O caminho até o Ebbets Field era percorrido a pé e para Arnold, que quase não saia de casa, aquele passeio era o seu ritual favorito, uma jornada até o espetáculo. Durante o percurso, Arnold ia contando seus cards e lendo em voz alta o nome de todos os jogadores. O menino se empolgava quando se deparava com a figura de Jackie Robinson, “nosso melhor homem, tio”, “este ano a World Series é nossa”, o tio emendava.
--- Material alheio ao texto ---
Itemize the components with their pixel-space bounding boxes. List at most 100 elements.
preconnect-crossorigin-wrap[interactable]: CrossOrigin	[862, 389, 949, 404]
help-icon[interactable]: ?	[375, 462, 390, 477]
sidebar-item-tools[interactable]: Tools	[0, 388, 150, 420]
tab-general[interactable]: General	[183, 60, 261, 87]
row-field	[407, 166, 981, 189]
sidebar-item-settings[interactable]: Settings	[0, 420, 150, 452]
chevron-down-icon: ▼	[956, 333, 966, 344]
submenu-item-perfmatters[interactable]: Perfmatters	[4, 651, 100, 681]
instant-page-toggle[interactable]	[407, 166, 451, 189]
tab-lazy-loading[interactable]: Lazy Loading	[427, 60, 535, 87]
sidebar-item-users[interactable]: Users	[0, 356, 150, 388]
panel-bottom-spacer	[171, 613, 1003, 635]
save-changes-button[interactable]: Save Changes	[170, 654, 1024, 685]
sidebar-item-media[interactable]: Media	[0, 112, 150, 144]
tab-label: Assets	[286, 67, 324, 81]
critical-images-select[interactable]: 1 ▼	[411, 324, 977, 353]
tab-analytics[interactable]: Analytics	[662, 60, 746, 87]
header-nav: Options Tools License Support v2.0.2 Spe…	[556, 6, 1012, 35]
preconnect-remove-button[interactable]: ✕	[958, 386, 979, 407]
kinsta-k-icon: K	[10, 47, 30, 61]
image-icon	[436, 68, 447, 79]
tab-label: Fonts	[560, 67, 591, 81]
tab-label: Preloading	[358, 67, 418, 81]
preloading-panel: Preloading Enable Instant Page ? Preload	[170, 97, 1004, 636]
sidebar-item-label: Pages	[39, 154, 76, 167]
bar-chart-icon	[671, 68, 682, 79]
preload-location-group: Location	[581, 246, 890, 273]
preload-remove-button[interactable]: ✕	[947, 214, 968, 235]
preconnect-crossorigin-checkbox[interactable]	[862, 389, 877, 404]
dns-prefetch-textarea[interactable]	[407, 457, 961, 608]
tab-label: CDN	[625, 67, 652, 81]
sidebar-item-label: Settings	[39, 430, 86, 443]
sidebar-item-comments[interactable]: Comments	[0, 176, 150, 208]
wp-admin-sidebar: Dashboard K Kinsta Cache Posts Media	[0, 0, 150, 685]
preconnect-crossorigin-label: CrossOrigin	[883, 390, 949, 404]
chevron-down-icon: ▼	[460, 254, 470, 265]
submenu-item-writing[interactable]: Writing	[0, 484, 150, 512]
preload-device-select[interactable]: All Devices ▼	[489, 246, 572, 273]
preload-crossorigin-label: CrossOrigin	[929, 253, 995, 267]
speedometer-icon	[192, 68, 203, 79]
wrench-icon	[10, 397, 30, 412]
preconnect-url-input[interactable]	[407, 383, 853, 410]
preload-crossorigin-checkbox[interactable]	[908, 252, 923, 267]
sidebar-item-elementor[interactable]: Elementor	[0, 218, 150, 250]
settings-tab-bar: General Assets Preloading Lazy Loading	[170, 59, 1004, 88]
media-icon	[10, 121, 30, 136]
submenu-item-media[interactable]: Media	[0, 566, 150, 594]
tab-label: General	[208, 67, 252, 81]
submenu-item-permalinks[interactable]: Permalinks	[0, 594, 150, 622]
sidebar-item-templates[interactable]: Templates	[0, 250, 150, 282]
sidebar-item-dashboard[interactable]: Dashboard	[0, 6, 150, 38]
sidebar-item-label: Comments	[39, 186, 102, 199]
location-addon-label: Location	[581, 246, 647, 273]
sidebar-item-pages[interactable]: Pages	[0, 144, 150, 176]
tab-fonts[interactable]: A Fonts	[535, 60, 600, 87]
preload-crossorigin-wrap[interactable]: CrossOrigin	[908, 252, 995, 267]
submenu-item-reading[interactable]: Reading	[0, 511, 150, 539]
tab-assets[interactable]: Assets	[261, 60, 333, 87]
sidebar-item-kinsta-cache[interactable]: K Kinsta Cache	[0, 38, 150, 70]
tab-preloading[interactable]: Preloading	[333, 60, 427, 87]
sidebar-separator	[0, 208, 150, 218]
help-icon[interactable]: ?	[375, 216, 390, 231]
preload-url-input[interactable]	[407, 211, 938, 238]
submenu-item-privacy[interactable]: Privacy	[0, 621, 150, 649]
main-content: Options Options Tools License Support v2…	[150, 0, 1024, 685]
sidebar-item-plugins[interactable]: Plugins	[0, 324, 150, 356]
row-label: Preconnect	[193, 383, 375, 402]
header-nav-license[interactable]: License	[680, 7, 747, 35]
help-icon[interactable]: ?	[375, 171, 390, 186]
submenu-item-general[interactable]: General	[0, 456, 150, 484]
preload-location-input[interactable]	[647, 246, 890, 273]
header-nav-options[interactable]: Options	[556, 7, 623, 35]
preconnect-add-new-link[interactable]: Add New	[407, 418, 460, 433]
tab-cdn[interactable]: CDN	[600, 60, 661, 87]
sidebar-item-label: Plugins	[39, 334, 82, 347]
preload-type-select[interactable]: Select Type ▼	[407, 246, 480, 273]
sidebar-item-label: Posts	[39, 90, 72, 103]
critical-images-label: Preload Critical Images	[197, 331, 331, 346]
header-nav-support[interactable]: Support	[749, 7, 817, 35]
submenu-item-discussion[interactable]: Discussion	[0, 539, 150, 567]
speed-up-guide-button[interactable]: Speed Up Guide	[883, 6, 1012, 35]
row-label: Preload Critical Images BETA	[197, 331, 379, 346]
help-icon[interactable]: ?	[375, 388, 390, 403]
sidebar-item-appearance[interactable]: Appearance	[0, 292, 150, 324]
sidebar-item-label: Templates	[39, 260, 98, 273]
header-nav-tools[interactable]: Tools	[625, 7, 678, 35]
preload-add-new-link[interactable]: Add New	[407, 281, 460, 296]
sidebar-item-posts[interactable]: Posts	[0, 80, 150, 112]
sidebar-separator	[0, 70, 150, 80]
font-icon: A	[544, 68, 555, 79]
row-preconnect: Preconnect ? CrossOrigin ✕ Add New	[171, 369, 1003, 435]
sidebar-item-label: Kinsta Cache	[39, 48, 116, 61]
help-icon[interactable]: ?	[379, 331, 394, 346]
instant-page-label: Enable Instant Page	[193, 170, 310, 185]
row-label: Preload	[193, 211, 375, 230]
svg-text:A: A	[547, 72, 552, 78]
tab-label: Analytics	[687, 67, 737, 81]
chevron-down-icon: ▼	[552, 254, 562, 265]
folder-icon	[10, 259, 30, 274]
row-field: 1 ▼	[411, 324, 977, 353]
O Brooklyn Dodgers era a alegria da garotada. As escolas do bairro estavam repletas de meninos que tinham a esperança de se tornarem incríveis rebatedores e um dia vestirem a camisa branca de logo azul.

Arnold não possuía tal pretensão. Contentava-se em ser um fiel espectador e quando podia acompanhava o show diretamente do palco: o grandioso Ebbets era o seu lugar favorito de todo bairro.

Mas a alegria de Arnold pouco durou. Em 1957 seu querido clube, o Brooklyn Dodgers, o traiu e num piscar de olhos tornou-se Los Angeles Dodgers. Jackie Robinson e seus companheiros foram desfrutar das praias da costa oeste e o pobre garoto ficou desolado.

“Como pode, tio Ben? Um time todo abandonar a gente?”. E eles abandonaram. De um dia para o outro os moradores da amada Brooklyn não tinham mais para quem torcer. E para eles torcer pelos Yankees ou Mets era um pesadelo, afinal, eles não eram nova-iorquinos, eles eram “pessoas do Brooklyn”.

O luto de Arnold durou meses. Seus passeios dominicais não existiam mais. Mas pelo menos, ele ainda tinha o querido Ebbets e podia, de vez em quando, contemplá-lo.

Em 1960 o Brooklyn Dodgers e quaisquer resquícios de sua existência sumiram de vez. Ebbets Field foi demolido e em seu lugar um conjunto de prédios surgiu.

Arnold sentiu-se abandonado e traído pela segunda vez.

Era isso, para ele o baseball estava acabado. Nunca mais acompanhou, nunca mais torceu.

2018 e Arnold tem 74 anos. E de um casamento feliz vieram muitos frutos, três filhos e sete netos.

Hoje é um dia especial, Arnold está sentado no Yankee Stadium, logo na primeira fileira onde tem uma visão clara do rebatedor.

Arnold acena para o jovem que segura o taco, mas o menino está muito concentrado para prestar atenção.

Hoje Arnold faz as pazes com o baseball e, depois de muitos anos sentindo falta do Ebbets Field, ele se sente pleno no estádio do rival. Arnold olha para o neto que ainda segura o taco, acena novamente e o garoto lhe dá um sorriso de canto. Arnold sente a mesma empolgação que sentia quando caminhava com o tio até aqueles portões. E com lagrimas nos olhos pensa “É, o baseball faz parte da minha vida novamente”.